Un viaggio terminale nella Venezia spettrale
Dopo una lunga attesa, il film ‘Di là dal fiume e tra gli alberi’, diretto da Paula Ortiz, fa il suo debutto nelle sale italiane grazie a Pfa Films, in collaborazione con L’Altro film. Questa pellicola, girata nel 2022 e già disponibile in streaming negli Stati Uniti, porta sul grande schermo l’ultimo romanzo di Ernest Hemingway, un’opera intrisa di malinconia e riflessioni sulla vita e sulla morte.
Il film ci presenta il colonnello Richard Cantwell, interpretato da Liev Schreiber, un eroe di guerra cinquantunenne segnato nel corpo e nell’anima. Afflitto da una grave malattia e perseguitato dai fantasmi del passato, Cantwell intraprende un viaggio terminale in una Venezia avvolta in un’atmosfera spettrale, accentuata dalle restrizioni dovute alla pandemia di Covid-19 durante le riprese.
L’incontro con Renata Contarini e un amore impossibile
In questa Venezia crepuscolare, il colonnello Cantwell incontra Renata Contarini, una giovane contessa interpretata da Matilda De Angelis. Renata vive in un palazzo nobiliare con sua madre, interpretata da Laura Morante. Tra Richard e Renata nasce un’attrazione, un breve e intenso sfiorarsi di anime, ma il cuore del colonnello è troppo gravato dai tormenti del passato per poter accogliere un nuovo amore.
Il film esplora temi profondi come la malattia, la perdita, il rimpianto e la ricerca di redenzione. La regia di Paula Ortiz cattura l’essenza del romanzo di Hemingway, creando un’atmosfera malinconica e suggestiva che ben si adatta alla storia.

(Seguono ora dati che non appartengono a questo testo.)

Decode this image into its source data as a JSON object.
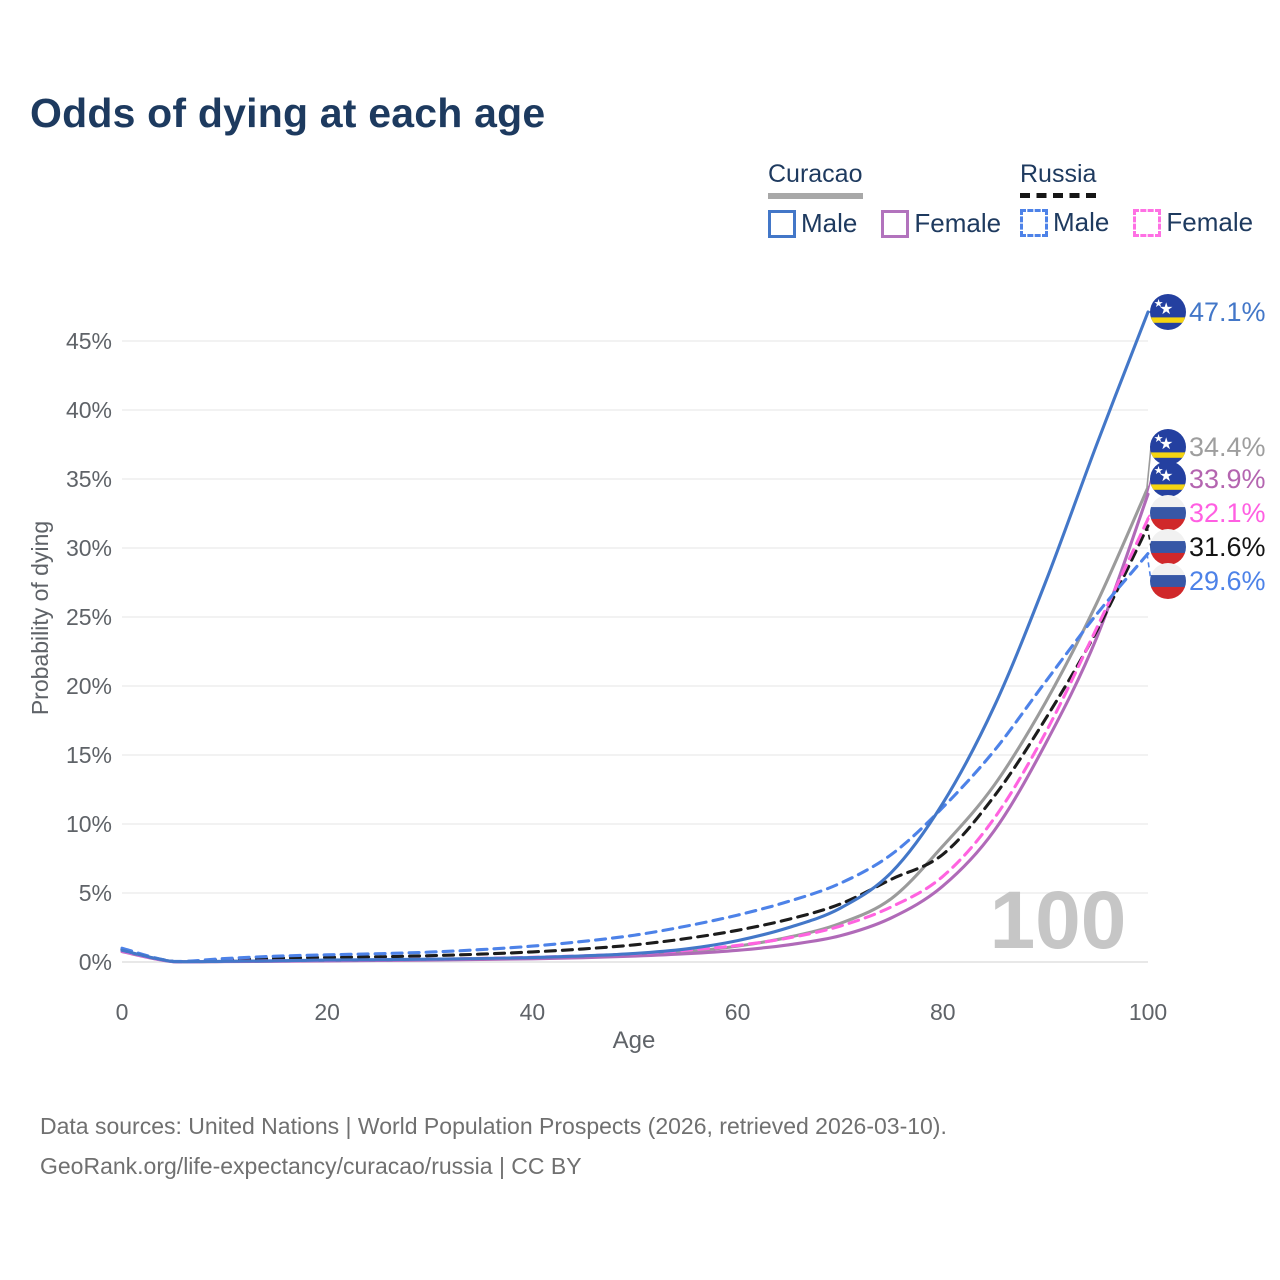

Un cast di talento per un dramma intenso
Liev Schreiber offre una performance intensa e commovente nei panni del colonnello Cantwell, rendendo palpabile il suo dolore e la sua disillusione. Matilda De Angelis incarna con grazia e fragilità la giovane contessa Renata, portando sullo schermo la sua innocenza e la sua inquietudine.
Laura Morante completa il cast con una solida interpretazione della madre di Renata, aggiungendo un ulteriore livello di profondità alla storia. La fotografia del film, curata da Javier Agirre Erauso, contribuisce a creare un’atmosfera visivamente suggestiva, con immagini che evocano la bellezza decadente di Venezia.
Un’opera che merita di essere scoperta
‘Di là dal fiume e tra gli alberi’ è un film che merita di essere visto e apprezzato per la sua profondità emotiva, le intense interpretazioni del cast e la suggestiva ambientazione veneziana. Nonostante le difficoltà distributive che ne hanno ritardato l’uscita nelle sale italiane, questa pellicola rappresenta un’occasione imperdibile per immergersi in una storia di amore, perdita e redenzione, tratta da uno dei romanzi più toccanti di Ernest Hemingway.